Young Nic Wong, on holiday at the moment from Columbia University has added another poetry award to his list - the 2008 American Poets award. His poems are complex and you sense layers and currents underneath the surface images.The first was
Takemitsu's Kitchen, named for the composer, then
Wu Gui (
"after Kungfu Panda"), then
The Arsonists and a new four page poem about the wonderful sex-changing clownfish.


Singer-songwriter
Azmyl Yunor and actor (and much more besides) Fahmi Fadzil gave us their
Wayang Buku performance (which
I first saw at an event organised by KLue).
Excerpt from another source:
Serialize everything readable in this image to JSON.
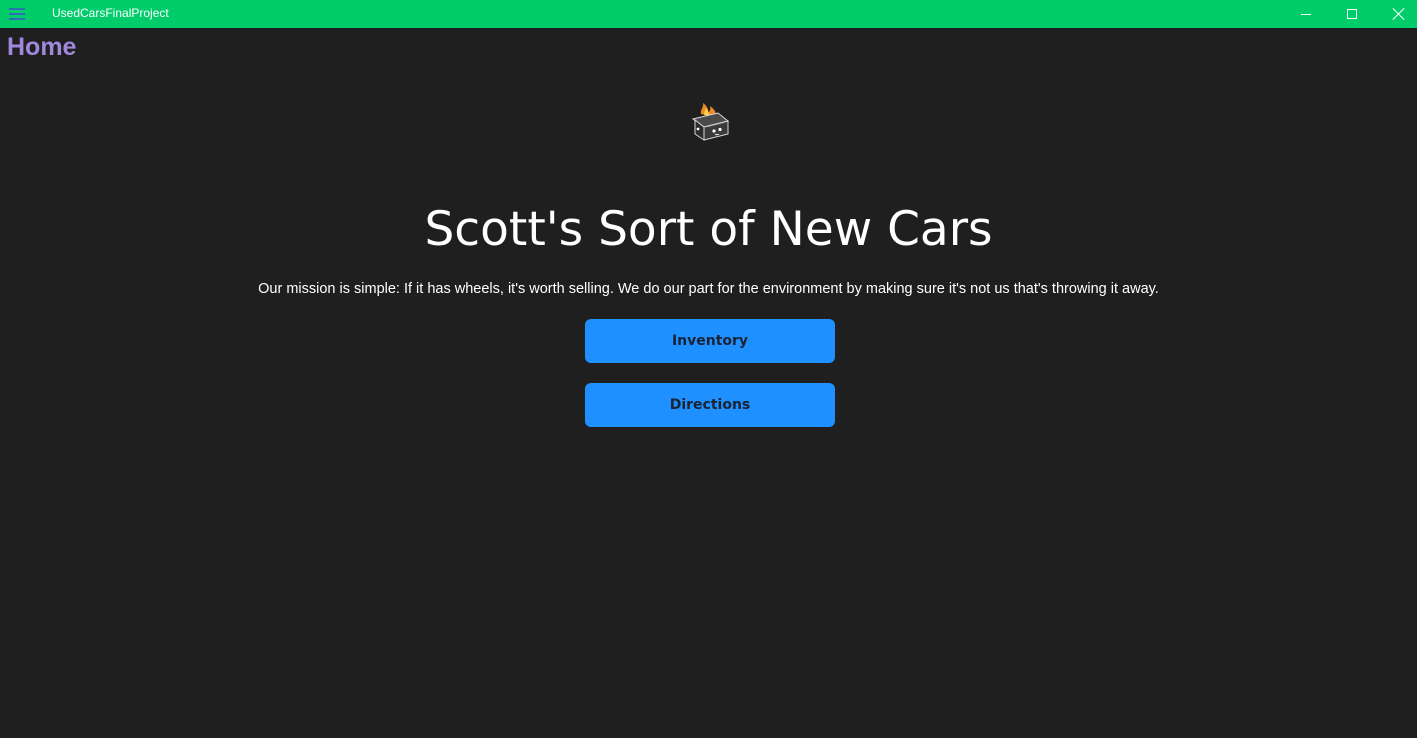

It's a quirky sequence of sketches which begins with a version of the traditional puppet play with books as the protagonists, then has Fahmi as a talk show host interviewing celebrities represented by books (How do you concoct the Malaysian recipe for harmony?) and then has a hilarious dialogue in which Azmyl tries to persuade Fahmi to buy a thick book which can be used for every reason it seems ... apart from reading. Their performance ended up with a very laid back piece of A4 paper getting interviewed!
So, it was a very varied afternoon in all. My thanks to all who read and all who came and supported. Thanks Shahril Nizam for making the poster. Biggest thanks are due to Sek San for the use, once again, of this beautiful space.
I hope to organise readings next month for August 30th and already have a very strong list.